Quem é, afinal, o poeta Fernando Pessoa tal como surge encenado por João Botelho, em "Filme do Desassossego"? Ou melhor: como é que Bernardo Soares, heterónimo de Pessoa, autor do "Livro do Desassossego", surge representado pelo actor Cláudio da Silva?
Digamos que é, em tudo e por tudo, o contrário de uma personagem "biográfica". Não se trata de fazer um retrato do criador, e não apenas porque esse criador é um fantasma literário do próprio escritor. Também porque Bernardo Soares é alguém habitado por um outro fantasma: o das palavras como elementos geradores da sua própria identidade. Ou ainda: como é que a sua própria identidade se inventa através da língua portuguesa?
Tal como em "Conversa Acabada", filmado já lá vão três décadas, Botelho propõe uma digressão intimista pelos lugares, reais ou imaginários, onde se jogam os trunfos e as apostas deste nosso muito português ser ou não ser.

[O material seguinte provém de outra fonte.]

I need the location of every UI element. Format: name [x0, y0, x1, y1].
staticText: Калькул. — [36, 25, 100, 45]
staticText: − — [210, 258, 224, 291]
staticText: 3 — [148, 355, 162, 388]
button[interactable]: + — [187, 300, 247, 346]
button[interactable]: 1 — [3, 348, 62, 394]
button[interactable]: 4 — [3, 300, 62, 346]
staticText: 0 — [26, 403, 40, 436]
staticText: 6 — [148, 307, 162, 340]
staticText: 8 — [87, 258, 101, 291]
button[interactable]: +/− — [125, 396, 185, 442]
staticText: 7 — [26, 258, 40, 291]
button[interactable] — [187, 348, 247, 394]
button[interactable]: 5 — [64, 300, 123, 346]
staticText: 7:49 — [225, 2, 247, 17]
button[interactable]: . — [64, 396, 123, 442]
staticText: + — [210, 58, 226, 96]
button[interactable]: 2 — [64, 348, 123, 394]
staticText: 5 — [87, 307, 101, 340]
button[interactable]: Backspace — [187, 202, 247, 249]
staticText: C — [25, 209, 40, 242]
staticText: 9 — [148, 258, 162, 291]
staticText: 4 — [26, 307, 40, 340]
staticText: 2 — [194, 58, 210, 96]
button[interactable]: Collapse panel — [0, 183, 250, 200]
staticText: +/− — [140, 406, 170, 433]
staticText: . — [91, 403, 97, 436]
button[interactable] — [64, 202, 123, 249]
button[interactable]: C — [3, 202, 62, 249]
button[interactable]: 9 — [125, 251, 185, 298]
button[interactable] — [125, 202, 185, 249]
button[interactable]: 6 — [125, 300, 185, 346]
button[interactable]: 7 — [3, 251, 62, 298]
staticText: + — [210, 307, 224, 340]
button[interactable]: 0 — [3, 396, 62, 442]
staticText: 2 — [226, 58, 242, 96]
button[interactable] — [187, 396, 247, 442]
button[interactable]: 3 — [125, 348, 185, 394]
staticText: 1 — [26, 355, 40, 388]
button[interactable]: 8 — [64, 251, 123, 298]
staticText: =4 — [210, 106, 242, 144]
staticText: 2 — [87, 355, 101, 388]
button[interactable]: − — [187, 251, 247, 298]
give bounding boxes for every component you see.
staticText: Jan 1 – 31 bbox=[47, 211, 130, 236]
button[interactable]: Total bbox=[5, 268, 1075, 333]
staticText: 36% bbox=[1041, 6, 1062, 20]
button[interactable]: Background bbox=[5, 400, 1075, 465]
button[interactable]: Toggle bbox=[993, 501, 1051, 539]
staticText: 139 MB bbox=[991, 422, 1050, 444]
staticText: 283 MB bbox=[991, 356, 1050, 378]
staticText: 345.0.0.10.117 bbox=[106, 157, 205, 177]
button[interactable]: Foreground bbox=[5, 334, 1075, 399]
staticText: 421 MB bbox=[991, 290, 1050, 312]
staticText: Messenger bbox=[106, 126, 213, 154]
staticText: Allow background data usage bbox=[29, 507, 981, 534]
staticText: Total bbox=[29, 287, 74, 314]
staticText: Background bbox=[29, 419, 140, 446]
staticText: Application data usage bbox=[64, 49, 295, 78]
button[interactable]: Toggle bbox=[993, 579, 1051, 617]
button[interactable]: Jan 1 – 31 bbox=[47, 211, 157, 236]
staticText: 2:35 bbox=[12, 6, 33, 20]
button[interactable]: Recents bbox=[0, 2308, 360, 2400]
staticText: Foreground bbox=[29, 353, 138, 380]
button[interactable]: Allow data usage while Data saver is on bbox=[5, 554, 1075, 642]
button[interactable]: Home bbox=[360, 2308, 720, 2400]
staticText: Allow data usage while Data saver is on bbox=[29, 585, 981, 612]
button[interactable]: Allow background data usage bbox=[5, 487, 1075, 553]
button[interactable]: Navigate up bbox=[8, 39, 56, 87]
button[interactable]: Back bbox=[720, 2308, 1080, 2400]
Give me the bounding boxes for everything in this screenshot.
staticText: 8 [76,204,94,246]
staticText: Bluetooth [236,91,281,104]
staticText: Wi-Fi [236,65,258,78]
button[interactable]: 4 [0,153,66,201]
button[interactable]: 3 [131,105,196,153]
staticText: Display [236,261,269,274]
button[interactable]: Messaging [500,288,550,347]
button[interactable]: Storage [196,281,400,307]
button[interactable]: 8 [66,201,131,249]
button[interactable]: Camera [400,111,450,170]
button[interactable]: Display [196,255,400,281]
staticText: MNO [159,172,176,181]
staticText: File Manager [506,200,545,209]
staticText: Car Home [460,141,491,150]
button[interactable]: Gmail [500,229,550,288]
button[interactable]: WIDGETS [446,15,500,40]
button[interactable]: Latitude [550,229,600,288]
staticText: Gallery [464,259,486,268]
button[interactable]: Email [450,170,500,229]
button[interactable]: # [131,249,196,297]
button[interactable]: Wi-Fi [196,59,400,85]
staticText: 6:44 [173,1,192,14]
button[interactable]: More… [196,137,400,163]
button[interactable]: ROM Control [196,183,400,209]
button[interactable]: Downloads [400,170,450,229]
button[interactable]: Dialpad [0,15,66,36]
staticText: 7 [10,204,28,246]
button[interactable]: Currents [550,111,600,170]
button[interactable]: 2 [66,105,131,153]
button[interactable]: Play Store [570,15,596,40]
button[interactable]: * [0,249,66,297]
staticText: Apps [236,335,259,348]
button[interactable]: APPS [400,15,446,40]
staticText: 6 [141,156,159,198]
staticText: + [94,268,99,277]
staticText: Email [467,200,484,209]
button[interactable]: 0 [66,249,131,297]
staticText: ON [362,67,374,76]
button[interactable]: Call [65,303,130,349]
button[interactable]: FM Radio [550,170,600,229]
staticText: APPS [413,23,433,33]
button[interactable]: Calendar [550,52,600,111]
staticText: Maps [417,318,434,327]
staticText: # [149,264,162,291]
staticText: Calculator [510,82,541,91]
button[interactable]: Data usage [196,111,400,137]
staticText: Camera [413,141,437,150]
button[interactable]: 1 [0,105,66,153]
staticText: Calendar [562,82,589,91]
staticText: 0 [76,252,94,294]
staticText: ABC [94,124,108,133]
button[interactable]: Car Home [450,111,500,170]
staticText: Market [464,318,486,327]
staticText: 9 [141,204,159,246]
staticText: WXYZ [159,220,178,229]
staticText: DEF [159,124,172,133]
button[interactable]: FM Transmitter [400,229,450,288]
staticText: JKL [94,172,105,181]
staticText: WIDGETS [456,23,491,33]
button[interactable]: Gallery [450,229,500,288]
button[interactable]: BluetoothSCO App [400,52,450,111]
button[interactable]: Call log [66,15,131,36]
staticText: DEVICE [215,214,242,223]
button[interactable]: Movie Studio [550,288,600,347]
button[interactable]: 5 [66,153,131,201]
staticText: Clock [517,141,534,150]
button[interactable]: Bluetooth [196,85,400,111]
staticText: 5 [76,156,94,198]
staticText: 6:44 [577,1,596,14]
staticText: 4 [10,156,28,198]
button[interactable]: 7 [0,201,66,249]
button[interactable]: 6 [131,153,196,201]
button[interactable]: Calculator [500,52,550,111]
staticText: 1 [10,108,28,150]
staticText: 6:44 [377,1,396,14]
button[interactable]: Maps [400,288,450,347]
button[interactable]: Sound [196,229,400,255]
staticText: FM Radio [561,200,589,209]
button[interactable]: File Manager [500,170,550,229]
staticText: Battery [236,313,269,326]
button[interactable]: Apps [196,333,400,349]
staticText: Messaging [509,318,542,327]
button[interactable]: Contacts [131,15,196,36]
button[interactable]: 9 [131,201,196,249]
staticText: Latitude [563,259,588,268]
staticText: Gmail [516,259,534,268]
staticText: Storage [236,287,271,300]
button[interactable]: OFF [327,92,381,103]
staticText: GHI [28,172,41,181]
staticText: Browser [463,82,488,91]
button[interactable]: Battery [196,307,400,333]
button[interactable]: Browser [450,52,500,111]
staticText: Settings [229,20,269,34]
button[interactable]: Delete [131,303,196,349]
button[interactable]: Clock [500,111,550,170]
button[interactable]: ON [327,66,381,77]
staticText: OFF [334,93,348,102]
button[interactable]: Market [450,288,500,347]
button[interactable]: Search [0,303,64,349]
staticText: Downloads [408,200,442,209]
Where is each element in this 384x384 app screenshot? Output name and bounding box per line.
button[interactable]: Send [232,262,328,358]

É um filme que evoluiu como um puzzle de acontecimentos precisos, mas oníricos. Nessa medida, é também um filme que celebra o cinema como uma arte primitiva — mas eminentemente moderna — de observar e questionar os limites da nossa condição humana. Enfim, em termos simples: um dos grandes acontecimentos do mais recente cinema português.